Fast Algorithms for Large-Scale Phylogenetic Reconstruction

Files

Truszkowski_Jakub.pdf (2.43 MB)

Date

2013-10-24T18:02:25Z

Authors

Truszkowski, Jakub

Publisher

University of Waterloo

Abstract

One of the most fundamental computational problems in biology is that of inferring evolutionary histories of groups of species from sequence data. Such evolutionary histories, known as phylogenies are usually represented as binary trees where leaves represent extant species, whereas internal nodes represent their shared ancestors. As the amount of sequence data available to biologists increases, very fast phylogenetic reconstruction algorithms are becoming necessary. Currently, large sequence alignments can contain up to hundreds of thousands of sequences, making traditional methods, such as Neighbor Joining, computationally prohibitive. To address this problem, we have developed three novel fast phylogenetic algorithms. The first algorithm, QTree, is a quartet-based heuristic that runs in O(n log n) time. It is based on a theoretical algorithm that reconstructs the correct tree, with high probability, assuming every quartet is inferred correctly with constant probability. The core of our algorithm is a balanced search tree structure that enables us to locate an edge in the tree in O(log n) time.
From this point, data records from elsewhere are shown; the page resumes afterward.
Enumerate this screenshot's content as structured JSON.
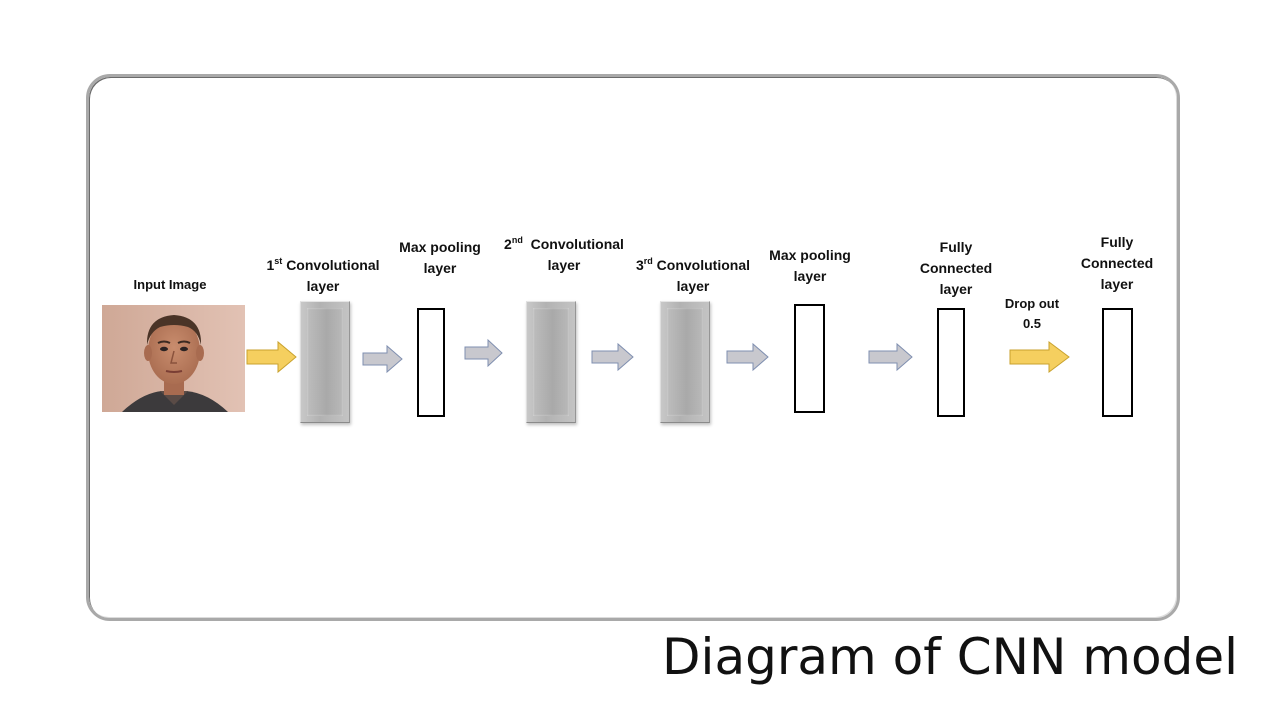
{
  "title": "Diagram of CNN model",
  "input": {
    "label": "Input Image"
  },
  "layers": {
    "conv1": {
      "num": "1",
      "sup": "st",
      "line1": "Convolutional",
      "line2": "layer"
    },
    "pool1": {
      "line1": "Max pooling",
      "line2": "layer"
    },
    "conv2": {
      "num": "2",
      "sup": "nd",
      "line1": "Convolutional",
      "line2": "layer"
    },
    "conv3": {
      "num": "3",
      "sup": "rd",
      "line1": "Convolutional",
      "line2": "layer"
    },
    "pool2": {
      "line1": "Max pooling",
      "line2": "layer"
    },
    "fc1": {
      "line1": "Fully",
      "line2": "Connected",
      "line3": "layer"
    },
    "dropout": {
      "line1": "Drop out",
      "line2": "0.5"
    },
    "fc2": {
      "line1": "Fully",
      "line2": "Connected",
      "line3": "layer"
    }
  },
  "colors": {
    "arrow_gray": "#c8c8ce",
    "arrow_gray_stroke": "#7f8fb0",
    "arrow_yellow": "#f5cf5f",
    "arrow_yellow_stroke": "#c9a22e",
    "frame": "#a9a9a9"
  }
}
Our algorithm is several times faster than all the current methods, while its accuracy approaches that of Neighbour Joining. The second algorithm, LSHTree, is the first sub-quadratic time algorithm with theoretical performance guarantees under a Markov model of sequence evolution. Our new algorithm runs in O(n^{1+γ(g)} log^2 n) time, where γ is an increasing function of an upper bound on the mutation rate along any branch in the phylogeny, and γ(g) < 1 for all g. For phylogenies with very short branches, the running time of our algorithm is close to linear. In experiments, our prototype implementation was more accurate than the current fast algorithms, while being comparably fast. In the final part of this thesis, we apply the algorithmic framework behind LSHTree to the problem of placing large numbers of short sequence reads onto a fixed phylogenetic tree. Our initial results in this area are promising, but there are still many challenges to be resolved.